Q-Learning Agent — FrozenLake-v1
This repository contains a trained Q-Learning agent for the Gymnasium environment FrozenLake-v1.
Environment
- Environment: FrozenLake-v1
- State Space: 16 discrete states
- Action Space: 4 discrete actions
- Type: Stochastic grid-world (slippery surface)
FrozenLake is a small Markov Decision Process (MDP) where the agent must reach a goal while avoiding holes.
Algorithm
This model uses Tabular Q-Learning, a model-free off-policy reinforcement learning algorithm.
Update rule:
Q(s,a) ← Q(s,a) + α [ r + γ max_a' Q(s',a') − Q(s,a) ]
Where:
- α = learning rate
- γ = discount factor
Because the environment is discrete and small, Q-values are stored in a Q-table of shape (16 × 4).
Training Details
- Learning rate (α): 0.1
- Discount factor (γ): 0.99
- Episodes: 5000
- Epsilon-greedy exploration with decay
The agent learns to maximize expected long-term reward despite stochastic transitions.
Performance
Training reward was tracked across episodes.

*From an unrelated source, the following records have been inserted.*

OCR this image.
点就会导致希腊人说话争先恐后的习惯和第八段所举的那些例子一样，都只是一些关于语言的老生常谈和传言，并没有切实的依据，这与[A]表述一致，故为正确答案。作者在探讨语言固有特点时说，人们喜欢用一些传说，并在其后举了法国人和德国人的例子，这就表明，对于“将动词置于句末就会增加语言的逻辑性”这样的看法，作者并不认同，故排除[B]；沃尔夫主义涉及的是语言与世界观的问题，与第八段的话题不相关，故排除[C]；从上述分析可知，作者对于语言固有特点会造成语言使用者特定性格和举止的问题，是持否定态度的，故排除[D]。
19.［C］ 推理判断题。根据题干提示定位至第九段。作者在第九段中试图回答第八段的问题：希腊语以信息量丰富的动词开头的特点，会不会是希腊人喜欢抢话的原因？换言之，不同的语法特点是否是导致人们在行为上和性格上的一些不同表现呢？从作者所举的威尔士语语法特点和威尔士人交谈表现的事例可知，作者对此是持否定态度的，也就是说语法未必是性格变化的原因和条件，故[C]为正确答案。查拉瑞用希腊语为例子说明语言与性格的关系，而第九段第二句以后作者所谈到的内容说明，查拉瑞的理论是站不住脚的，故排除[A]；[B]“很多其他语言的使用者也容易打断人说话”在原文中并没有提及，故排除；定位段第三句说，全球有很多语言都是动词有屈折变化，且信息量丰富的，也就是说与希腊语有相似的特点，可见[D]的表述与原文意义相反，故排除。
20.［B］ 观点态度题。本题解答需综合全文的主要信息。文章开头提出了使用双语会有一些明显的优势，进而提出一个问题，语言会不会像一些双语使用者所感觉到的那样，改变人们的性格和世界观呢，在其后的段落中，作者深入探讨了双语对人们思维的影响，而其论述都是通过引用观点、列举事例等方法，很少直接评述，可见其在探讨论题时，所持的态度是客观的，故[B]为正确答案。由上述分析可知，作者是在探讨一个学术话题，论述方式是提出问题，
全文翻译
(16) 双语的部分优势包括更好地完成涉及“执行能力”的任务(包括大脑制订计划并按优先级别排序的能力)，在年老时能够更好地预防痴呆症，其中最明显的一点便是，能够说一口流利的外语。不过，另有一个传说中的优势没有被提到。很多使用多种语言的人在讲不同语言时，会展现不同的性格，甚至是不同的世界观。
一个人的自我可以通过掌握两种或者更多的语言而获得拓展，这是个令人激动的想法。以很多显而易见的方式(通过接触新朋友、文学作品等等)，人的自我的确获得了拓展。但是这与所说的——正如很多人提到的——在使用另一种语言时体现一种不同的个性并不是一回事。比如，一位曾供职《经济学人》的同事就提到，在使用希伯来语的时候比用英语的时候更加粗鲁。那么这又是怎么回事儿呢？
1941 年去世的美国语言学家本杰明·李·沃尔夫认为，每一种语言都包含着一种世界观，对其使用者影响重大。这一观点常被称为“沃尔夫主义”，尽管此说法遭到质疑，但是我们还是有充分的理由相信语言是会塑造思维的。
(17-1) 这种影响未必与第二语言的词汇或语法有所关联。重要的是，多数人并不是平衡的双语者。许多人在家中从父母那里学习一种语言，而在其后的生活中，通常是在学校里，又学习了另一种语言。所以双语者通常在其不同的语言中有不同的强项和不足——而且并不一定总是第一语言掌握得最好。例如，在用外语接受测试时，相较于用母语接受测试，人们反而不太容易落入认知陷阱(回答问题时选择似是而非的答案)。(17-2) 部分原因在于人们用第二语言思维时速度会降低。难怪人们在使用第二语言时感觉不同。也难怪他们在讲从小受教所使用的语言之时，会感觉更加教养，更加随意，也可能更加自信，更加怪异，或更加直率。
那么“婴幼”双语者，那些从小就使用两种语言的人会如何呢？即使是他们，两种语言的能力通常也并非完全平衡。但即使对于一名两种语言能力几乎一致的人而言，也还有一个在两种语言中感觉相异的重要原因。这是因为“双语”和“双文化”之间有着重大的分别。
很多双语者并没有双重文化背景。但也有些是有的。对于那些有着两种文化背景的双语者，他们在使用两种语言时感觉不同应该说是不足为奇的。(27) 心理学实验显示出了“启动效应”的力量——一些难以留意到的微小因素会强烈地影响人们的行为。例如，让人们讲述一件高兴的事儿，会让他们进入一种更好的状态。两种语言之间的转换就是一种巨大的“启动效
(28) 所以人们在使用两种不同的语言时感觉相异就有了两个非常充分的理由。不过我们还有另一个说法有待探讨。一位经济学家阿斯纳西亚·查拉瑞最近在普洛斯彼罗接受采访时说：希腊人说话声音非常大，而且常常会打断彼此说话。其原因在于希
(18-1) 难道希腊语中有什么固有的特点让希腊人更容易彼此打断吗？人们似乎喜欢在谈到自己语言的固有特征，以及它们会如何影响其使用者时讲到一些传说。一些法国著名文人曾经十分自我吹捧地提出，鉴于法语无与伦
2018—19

The agent successfully learns an optimal navigation policy to reach the goal.
Visualization
Below is the trained agent interacting with the environment:
Files
frozenlake_q_table.npy→ Trained Q-tablefrozenlake_trained_agent.gif→ Agent demonstration
Summary
This project demonstrates:
- Tabular reinforcement learning
- Bellman optimality updates
- Exploration vs exploitation trade-off
- Convergence in finite MDPs
It serves as a foundational reinforcement learning example.